Enfin, si la participation, grâce à l’initiative « Citizenobserver » menée par trois ONG locales (Asbarez, Transparency international et Europe in Law), en tant qu’observateurs internationaux d’environ 300 citoyens de la diaspora est un mouvement positif, il n’en demeure pas moins que les organisateurs semblaient en attendre plus. Et dans un pays comptant 2000 bureaux de vote, il en aurait fallu plus, beaucoup plus! Heureusement, l’engagement de citoyens arméniens en tant qu’observateurs locaux a pu compenser dans la mesure où il y avait au total environ 3500 (vrais) observateurs pour ces élections. Ce qui donne un ratio de presque 2 observateurs indépendants par bureau de vote. En réalité, les responsables de « Citizenobserver » ont annoncé que 75% des bureaux de vote (1500 sur 2000) ont pu être couverts de la sorte par un binôme d’observateurs indépendants.

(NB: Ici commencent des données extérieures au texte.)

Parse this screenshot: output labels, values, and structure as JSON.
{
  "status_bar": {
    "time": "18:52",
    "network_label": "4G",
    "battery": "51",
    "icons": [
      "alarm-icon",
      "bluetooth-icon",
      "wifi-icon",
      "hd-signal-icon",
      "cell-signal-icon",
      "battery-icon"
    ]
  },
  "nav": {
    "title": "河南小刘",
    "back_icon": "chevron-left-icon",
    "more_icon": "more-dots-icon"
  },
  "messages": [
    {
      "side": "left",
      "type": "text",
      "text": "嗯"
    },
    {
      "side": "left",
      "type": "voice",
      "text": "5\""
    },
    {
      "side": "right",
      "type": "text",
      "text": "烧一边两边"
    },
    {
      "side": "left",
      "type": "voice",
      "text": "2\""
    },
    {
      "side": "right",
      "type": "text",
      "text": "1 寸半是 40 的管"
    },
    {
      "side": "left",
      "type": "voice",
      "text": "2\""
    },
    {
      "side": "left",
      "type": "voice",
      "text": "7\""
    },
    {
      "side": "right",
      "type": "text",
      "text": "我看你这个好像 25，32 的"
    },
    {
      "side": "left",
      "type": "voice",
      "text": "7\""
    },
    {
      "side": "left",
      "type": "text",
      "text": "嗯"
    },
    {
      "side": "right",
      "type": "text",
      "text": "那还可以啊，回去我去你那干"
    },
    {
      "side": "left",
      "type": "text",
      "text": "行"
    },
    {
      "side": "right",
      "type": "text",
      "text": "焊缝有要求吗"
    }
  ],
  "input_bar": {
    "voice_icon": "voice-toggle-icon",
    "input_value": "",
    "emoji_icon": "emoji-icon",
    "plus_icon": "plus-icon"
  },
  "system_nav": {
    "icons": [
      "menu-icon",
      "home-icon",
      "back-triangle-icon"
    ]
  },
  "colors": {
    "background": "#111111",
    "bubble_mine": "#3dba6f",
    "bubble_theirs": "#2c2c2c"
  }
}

On peut aussi expliquer ce relativement faible chiffre de 300 par une tactique du gouvernement qui a consisté à ne confirmer la date de l’élection de manière définitive que le lundi 5 mars. Cela a pu décourager un certain nombre de participations. Car il n’est pas toujours évident pour des personnes actives, dans leur entreprise, de poser une semaine de vacances trois semaines avant le départ pour l’Arménie. Un peu à la dernière minute en somme!

Les résultats suivants ont émergé de ces élections: Parti Républicain 49,2%, Alliance Tsarukyan 27,32%, Yelk 7,77%, Fédération Révolutionnaire Arménienne 6,57%. Les autres partis / alliances ont eu moins de 5% des voix, leur bloquant ainsi l’entrée au Parlement.

Le parti républicain aurait 55 sièges sur 101. Il peut donc gouverner seul. Les derniers sondages le donnaient à 32%. Ce résultat est donc inespéré pour le parti au pouvoir. Un peu comme par magie! Les fraudes et les nombreuses irrégularités le jour du vote et peut-être dans la nuit qui a suivi, combinées à un achat massif de voix dans les semaines qui ont précédé le scrutin du 2 avril, expliquent en partie le résultat des élections législatives du 2 avril. La démocratie arménienne n’en ressort pas grandi.

A l’avenir, il faudra s’assurer d’un engagement citoyen encore plus massif aux plans local et international. La diaspora ne devrait pas envoyer 300 observateurs, mais 2000 afin de couvrir l’ensemble des bureaux de vote. En ce qui concerne l’achat des voix, les pistes sont moins évidentes en raison du contexte économique et du manque de confiance dans la justice du pays. Il faudra sans doute renforcer l’éducation civique et, peut-être, malgré tout, voir s’il ne faut pas renforcer l’arsenal juridique condamnant cette pratique et surtout appliquer la loi. Vaste sujet !

Malgré tout, il nous faut continuer à aller de l’avant!